Interestingly, this churchman remains an inspirational figure to at least one, highly independent member of the British Christian Right: Peter Hitchens. Hitchens has some bizarre and vile views. He believes – wrongly – that Britain shouldn’t have entered the Second World War. But he is also an opponent of the invasion of Afghanistan and Iraq. His reasoning here seems to be that these latter wars have sent good, brave men to die unnecessarily simply for the political advantage of the man he terms ‘the Blair creature’. So, contrary to Carson, Churchill’s bombing of civilians isn’t the action of a great war leader that Carson seems to think it is.

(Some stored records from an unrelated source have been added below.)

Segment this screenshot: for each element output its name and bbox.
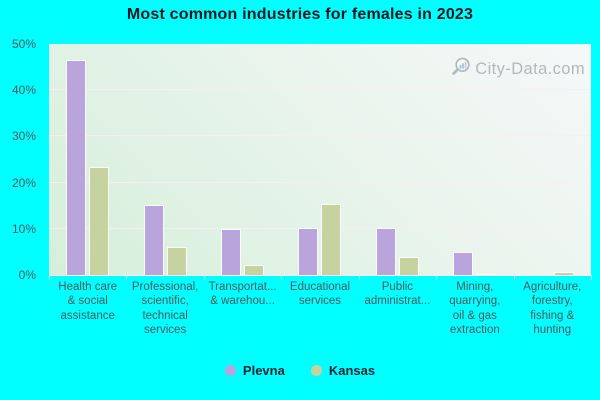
axis-tick (203, 275, 205, 280)
y-tick-label: 30% (11, 129, 36, 144)
plot-area: City-Data.com (49, 44, 591, 276)
x-category-label: Mining, quarrying, oil & gas extraction (449, 281, 501, 337)
bar-slot (375, 227, 396, 275)
bar-slot (298, 228, 319, 275)
y-tick-label: 0% (18, 268, 36, 282)
bar-kansas (244, 265, 265, 275)
gridline (49, 227, 591, 229)
gridline (49, 181, 591, 183)
bar-kansas (553, 271, 574, 275)
x-category-label: Professional, scientific, technical serv… (131, 281, 199, 337)
y-tick-label: 20% (11, 175, 36, 190)
legend-item: Kansas (310, 363, 376, 378)
bar-group (204, 44, 281, 275)
bar-plevna (221, 228, 242, 275)
chart-title: Most common industries for females in 20… (126, 6, 474, 23)
legend-label: Plevna (242, 363, 285, 378)
bar-slot (66, 59, 87, 275)
axis-tick (358, 275, 360, 280)
x-axis-labels: Health care & social assistance Professio… (49, 280, 591, 338)
gridline (49, 135, 591, 137)
axis-tick (281, 275, 283, 280)
bar-slot (89, 166, 110, 275)
legend-item: Plevna (224, 363, 285, 378)
axis-tick (126, 275, 128, 280)
bar-plevna (298, 228, 319, 275)
bar-slot (221, 228, 242, 275)
bar-slot (553, 271, 574, 275)
x-axis-ticks (49, 275, 592, 280)
bar-plevna (66, 59, 87, 275)
x-category-label: Public administrat... (364, 281, 431, 308)
watermark: City-Data.com (450, 56, 585, 83)
x-category-label: Transportat... & warehou... (208, 281, 277, 308)
gridline (49, 89, 591, 91)
bar-slot (166, 247, 187, 275)
axis-tick (513, 275, 515, 280)
legend-dot-icon (310, 365, 322, 376)
bar-group (436, 44, 513, 275)
city-data-magnifier-icon (450, 56, 472, 83)
x-category-label: Agriculture, forestry, fishing & hunting (523, 281, 582, 337)
bar-kansas (89, 166, 110, 275)
bar-kansas (398, 256, 419, 275)
axis-tick (49, 275, 50, 280)
bar-kansas (321, 204, 342, 275)
bar-group (359, 44, 436, 275)
bar-plevna (375, 227, 396, 275)
bar-plevna (143, 204, 164, 275)
bar-slot (321, 204, 342, 275)
bar-slot (398, 256, 419, 275)
bar-kansas (166, 247, 187, 275)
y-tick-label: 10% (11, 221, 36, 236)
x-category-label: Educational services (289, 281, 351, 308)
y-tick-label: 50% (11, 37, 36, 51)
bar-group (126, 44, 203, 275)
bar-slot (476, 273, 497, 275)
bar-group (281, 44, 358, 275)
bar-groups (49, 44, 591, 275)
bar-group (514, 44, 591, 275)
bar-kansas (476, 273, 497, 275)
x-category-label: Health care & social assistance (58, 281, 118, 322)
bar-plevna (453, 252, 474, 275)
legend: Plevna Kansas (0, 363, 600, 378)
axis-tick (591, 275, 592, 280)
legend-dot-icon (224, 365, 236, 376)
bar-slot (143, 204, 164, 275)
bar-slot (453, 252, 474, 275)
bar-group (49, 44, 126, 275)
watermark-text: City-Data.com (475, 60, 585, 78)
legend-label: Kansas (328, 363, 376, 378)
bar-slot (244, 265, 265, 275)
axis-tick (436, 275, 438, 280)
y-tick-label: 40% (11, 83, 36, 98)
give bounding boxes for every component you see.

I differ with the Turks’ comments about the Repug candidates’ advocacy of killing terrorists’ families being part of the psyche of fundamentalist Christians. A little while ago a Jewish researcher published a book on theologically conservative Christians. He found that conservative religious views did not necessarily coincide with Conservative political views. In fact, he found that about half of Evangelical Christians were politically liberal, and tended to be more so than American Roman Catholics. See the book The Truth about Evangelical Christians. The Turks themselves have also noted that in Europe, the Middle East and Africa, people who make their religion the centre of their life, whether Christians, Muslims or whatever, tend to be far less in favour of attacking civilians. In the case of America, the willingness to kill civilians as well as terrorists seems to be due to other, shared cultural factors common to both people of faith and secular people.